Avant-dernier film en date de John Sayles (il est sorti en 2010 aux USA), Amigo fait partie de ses films inédits en France. En 1900, pendant la guerre américano-philippine, une unité américaine s’installe dans le village dirigé par Rafael. Celui-ci se présente à l’occupant comme « Amigo » pour épargner son peuple d’un massacre probable. Il devra composer avec les exigences de cette unité d’occupation sans trahir les insurgés établis dans la forêt, qui comptent dans leurs rangs son frère et son fils… L’insurrection des Philippines (1899-1902) fait suite au soutien américain apporté aux révolutionnaires phillippins pour s’émanciper de l’occupation espagnole. Le traité de Paris – que les Etats-Unis signèrent avec l’Espagne – coupa court à cette émancipation puisqu’elle leur permit d’acheter l’archipel aux anciens colons. Il s’en suivit une guerre d’une grande violence qui dura près de près de 15 ans et fut la première manifestation des visées impérialistes des Etats-Unis – qui après avoir conquis leur territoire, voyaient désormais leur positionnement international. Cette guerre peu glorieuse n’est pourtant pas le sujet le plus abordé par le cinéma américain, ou même dans les cours d’Histoire, ce qui a probablement incité Sayles à écrire sur le sujet, puis à réaliser ce film. Amigo est à ce jour le seul film à raconter ces événements du point de vue des phillippins. Il a été tourné en grande partie en tagalog (la principale langue locale) et sur site, aux Philippines, avec des acteurs locaux. Ces parti-pris aide à s’immerger dans les coutumes et la vie quotidienne du village et a permis une plus grande implication des acteurs, qui se réappropriaient un peu leur Histoire en se mettant dans la peau de ceux qui avaient vécu ce drame.
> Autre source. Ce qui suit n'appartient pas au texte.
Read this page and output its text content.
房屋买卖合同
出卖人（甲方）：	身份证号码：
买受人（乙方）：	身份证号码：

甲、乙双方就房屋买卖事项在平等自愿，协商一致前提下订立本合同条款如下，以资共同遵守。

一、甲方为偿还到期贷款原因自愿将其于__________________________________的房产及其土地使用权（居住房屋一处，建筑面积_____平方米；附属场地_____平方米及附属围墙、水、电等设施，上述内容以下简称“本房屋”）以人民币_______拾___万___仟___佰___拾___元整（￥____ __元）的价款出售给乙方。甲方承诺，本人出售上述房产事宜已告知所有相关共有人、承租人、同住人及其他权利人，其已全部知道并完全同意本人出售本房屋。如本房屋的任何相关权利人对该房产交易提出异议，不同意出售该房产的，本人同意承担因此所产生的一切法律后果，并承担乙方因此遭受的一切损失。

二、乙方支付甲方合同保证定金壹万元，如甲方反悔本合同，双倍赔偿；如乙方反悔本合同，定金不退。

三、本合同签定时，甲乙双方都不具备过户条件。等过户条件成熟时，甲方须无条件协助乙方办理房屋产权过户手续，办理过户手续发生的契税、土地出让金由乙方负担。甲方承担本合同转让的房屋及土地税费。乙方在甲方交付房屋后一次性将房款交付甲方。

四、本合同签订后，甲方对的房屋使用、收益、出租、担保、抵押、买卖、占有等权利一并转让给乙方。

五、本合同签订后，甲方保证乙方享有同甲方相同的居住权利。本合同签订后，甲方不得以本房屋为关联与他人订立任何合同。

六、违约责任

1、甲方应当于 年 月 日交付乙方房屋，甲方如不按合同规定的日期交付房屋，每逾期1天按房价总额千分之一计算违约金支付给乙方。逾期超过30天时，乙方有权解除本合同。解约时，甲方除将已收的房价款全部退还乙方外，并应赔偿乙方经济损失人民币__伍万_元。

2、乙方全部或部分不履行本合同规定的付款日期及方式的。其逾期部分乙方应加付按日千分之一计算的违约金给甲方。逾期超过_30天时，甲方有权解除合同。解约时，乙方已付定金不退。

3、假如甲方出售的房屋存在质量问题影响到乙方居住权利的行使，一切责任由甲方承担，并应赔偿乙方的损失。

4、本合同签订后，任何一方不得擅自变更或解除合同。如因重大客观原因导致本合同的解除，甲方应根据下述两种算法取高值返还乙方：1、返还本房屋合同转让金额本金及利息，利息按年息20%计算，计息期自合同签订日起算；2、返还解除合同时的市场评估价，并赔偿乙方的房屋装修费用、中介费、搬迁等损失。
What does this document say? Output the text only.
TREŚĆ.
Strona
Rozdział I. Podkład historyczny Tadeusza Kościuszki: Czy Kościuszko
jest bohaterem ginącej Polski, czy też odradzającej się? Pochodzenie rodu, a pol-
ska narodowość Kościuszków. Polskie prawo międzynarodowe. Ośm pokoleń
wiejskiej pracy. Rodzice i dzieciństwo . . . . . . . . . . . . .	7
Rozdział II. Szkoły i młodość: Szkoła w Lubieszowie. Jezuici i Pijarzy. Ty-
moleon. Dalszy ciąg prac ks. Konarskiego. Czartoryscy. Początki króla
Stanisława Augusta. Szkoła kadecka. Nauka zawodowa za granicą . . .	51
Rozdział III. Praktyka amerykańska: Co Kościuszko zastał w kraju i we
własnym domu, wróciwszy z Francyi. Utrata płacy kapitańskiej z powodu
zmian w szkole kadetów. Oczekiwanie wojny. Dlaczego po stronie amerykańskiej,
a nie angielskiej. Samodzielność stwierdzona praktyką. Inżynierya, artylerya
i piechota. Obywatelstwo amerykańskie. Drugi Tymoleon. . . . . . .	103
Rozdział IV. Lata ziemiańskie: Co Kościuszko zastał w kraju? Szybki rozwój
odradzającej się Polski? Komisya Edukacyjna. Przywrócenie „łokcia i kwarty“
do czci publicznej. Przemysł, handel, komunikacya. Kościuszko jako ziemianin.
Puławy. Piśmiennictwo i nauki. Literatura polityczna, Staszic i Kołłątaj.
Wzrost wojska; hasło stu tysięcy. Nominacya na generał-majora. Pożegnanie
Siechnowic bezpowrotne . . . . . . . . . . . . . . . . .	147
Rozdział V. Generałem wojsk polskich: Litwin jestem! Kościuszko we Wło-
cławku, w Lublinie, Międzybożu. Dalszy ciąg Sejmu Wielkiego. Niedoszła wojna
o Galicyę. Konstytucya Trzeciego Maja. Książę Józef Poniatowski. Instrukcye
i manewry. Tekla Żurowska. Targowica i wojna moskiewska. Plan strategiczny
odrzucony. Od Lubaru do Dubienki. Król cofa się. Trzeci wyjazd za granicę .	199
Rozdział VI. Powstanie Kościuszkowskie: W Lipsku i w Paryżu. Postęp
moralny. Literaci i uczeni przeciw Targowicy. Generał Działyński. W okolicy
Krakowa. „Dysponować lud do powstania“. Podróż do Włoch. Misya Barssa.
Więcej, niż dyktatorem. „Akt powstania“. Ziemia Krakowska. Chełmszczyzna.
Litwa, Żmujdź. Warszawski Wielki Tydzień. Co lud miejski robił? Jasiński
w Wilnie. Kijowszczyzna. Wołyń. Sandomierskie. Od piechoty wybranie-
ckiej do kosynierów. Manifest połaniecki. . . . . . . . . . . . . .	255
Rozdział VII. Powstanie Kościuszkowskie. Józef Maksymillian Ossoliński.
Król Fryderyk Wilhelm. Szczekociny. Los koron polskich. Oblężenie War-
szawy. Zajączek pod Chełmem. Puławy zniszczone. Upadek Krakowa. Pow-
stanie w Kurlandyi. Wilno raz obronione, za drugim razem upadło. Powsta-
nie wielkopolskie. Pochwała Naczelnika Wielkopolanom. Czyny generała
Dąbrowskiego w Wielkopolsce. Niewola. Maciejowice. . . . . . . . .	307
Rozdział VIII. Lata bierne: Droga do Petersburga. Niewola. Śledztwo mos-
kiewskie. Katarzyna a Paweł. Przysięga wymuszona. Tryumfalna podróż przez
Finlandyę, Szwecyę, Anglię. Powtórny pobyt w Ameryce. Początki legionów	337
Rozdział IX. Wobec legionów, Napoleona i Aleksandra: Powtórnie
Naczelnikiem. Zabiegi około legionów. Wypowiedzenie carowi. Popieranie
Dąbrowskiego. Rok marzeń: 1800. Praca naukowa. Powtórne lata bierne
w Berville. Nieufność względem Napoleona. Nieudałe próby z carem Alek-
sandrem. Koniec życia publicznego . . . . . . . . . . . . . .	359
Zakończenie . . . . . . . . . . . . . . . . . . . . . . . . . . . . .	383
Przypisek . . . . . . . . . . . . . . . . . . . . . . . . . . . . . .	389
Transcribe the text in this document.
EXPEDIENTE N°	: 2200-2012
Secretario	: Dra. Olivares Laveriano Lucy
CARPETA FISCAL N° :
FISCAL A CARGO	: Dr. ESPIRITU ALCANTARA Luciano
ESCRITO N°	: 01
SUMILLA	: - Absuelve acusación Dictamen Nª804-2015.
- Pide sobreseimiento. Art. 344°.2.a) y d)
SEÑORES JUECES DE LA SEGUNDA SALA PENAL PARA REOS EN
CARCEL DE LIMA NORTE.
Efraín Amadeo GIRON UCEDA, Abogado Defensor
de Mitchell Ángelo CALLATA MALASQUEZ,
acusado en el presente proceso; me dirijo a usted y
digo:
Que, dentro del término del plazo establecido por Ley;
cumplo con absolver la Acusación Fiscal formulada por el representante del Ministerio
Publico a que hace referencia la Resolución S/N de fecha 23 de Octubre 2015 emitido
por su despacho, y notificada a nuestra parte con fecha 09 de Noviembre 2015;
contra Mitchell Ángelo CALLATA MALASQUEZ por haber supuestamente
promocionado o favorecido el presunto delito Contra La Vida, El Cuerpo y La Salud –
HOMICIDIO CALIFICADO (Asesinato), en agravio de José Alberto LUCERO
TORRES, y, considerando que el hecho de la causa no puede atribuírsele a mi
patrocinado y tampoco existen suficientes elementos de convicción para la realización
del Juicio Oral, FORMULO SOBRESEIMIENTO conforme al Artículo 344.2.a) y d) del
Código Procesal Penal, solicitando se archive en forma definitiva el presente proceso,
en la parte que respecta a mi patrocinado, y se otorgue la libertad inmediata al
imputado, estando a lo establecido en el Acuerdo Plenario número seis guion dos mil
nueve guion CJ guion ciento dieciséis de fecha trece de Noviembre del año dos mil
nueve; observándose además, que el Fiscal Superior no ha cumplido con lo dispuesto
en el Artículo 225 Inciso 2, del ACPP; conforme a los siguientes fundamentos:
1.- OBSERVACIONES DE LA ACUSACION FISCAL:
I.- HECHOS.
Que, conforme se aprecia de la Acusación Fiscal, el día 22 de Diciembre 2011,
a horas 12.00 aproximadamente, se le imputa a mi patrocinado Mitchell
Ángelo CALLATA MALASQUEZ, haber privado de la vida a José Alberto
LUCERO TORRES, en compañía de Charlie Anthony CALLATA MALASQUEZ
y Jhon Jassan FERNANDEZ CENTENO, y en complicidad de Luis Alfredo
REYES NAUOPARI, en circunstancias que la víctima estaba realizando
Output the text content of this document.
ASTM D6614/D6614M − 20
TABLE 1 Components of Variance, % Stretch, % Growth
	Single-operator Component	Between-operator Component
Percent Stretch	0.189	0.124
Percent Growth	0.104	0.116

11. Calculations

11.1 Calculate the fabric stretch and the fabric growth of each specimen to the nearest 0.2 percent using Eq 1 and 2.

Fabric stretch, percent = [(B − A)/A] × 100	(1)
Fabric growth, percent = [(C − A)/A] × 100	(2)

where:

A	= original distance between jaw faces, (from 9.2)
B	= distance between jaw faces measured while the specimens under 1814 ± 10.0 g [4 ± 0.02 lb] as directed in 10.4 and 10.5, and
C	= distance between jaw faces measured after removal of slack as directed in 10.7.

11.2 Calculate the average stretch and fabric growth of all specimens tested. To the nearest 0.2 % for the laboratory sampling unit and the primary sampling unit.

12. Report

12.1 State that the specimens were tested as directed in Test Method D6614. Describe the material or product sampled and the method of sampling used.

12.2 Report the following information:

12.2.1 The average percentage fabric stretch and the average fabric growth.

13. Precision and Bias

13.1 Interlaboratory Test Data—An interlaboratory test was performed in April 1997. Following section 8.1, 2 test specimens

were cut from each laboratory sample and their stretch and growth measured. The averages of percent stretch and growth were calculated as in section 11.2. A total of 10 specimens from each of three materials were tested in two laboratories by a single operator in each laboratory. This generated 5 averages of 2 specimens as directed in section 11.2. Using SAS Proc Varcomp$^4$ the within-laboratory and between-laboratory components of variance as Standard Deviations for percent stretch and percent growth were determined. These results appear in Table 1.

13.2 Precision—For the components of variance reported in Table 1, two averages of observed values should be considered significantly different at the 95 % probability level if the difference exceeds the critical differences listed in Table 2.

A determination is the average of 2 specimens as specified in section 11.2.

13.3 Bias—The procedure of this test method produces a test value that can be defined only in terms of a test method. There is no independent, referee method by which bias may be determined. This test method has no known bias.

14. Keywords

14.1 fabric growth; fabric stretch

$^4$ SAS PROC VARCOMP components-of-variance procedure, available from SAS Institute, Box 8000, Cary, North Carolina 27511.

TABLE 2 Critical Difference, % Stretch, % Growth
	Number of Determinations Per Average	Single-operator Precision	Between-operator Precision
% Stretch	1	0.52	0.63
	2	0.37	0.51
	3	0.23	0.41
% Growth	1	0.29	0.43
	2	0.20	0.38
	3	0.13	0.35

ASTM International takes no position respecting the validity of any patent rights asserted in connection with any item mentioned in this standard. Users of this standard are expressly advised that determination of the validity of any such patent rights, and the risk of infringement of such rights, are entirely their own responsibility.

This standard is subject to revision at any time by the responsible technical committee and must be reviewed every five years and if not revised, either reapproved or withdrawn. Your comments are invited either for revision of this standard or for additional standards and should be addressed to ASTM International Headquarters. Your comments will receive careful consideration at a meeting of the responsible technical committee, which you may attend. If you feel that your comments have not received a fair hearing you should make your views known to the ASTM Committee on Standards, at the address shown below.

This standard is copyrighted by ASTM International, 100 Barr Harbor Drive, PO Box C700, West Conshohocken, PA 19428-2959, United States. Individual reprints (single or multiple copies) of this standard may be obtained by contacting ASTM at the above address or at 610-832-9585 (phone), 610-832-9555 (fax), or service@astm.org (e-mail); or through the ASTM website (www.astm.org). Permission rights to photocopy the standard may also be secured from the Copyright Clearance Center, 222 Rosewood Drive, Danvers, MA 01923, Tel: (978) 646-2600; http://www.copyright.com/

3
Le résultat est une authenticité visible et une immersion quasi-indolore. Il suffit de se laisser glisser dans l’atmosphère et le quotidien du barrio. De l’autre côté du fusil, l’unité américaine – menée par un Garrett Dillahunt (Raising Hope, No Country for Old Men) rare dans un rôle aussi sérieux – s’intègre aussi peu à peu aux coutumes locales. Dillahunt est accompagné de beaux seconds couteaux des années 2010 qui ont depuis pris de la bouteille, parmi lesquels Dane DeHaan, DJ Qualls et Lucas Neff. L’allié de longue date du réalisateur, Chris Cooper, endosse le rôle du haut-gradé impitoyable, héritier de la conquête de l’Ouest.

L’angle d’attaque de John Sayles est aussi peu commun. Alors qu’il aurait pu se satisfaire de traiter des assauts des insurgés et de les suivre dans l’organisation de leurs plans en prenant le village comme toile de fond, il laisse le point de vue de Rafael prendre le pas sur tous les autres. Le chef du barrio est considéré comme un collaborateur par certains des insurgés, bien qu’il se retrouve dans la position intenable de celui qui doit protéger les siens tout en laissant espérer un départ de la nouvelle force d’occupation. Ce traitement dénué de romantisme de l’occupation permet de prendre de la hauteur sur un point de vue unique, qui tend à rejoindre sans conditions celui des résistants/insurgés. Sayles enfonce le clou lors de la présentation du film en insistant sur la portée universelle de son récit, qui renvoie à d’autres peuples occupés, dont la France lors de la deuxième guerre mondiale. Le script doctor a du savamment travailler cette résonance, car Amigo parvient à parler au spectateur et à installer une complicité, en dépit de son aspect lointain et malgré les questions difficiles qu’il aborde. Il ne donnera pas de réponse toute faite, se bornant à rendre compte de l’impasse dans laquelle se trouve Rafael et une conclusion sans réponse, une peu sybiline « Comment le chef du barrio et son fils insurgé peuvent-ils tout deux avoir raison? ». Joel Torre excelle, tout en nuance, à porter cet homme tranquille dans l’acceptation de la peur quotidienne et d’un destin peu enviable. En marge du film de guerre classique, Amigo possède une facture très 80’s, de par son traitement anti-spectaculaire et humaniste, et très documenté, d’un sujet d’ampleur (qu’on a pu retrouver à l’époque chez Peter Weir), mais aussi de par sa narration au long cours, sa photographie et son montage. Elle rappelle que son artisan a fait ses armes à cet époque. Mais elle a pu être un obstacle dans la réussite internationale du film pour un public dont les attentes sont plus tournées vers l’action et des résolutions simples.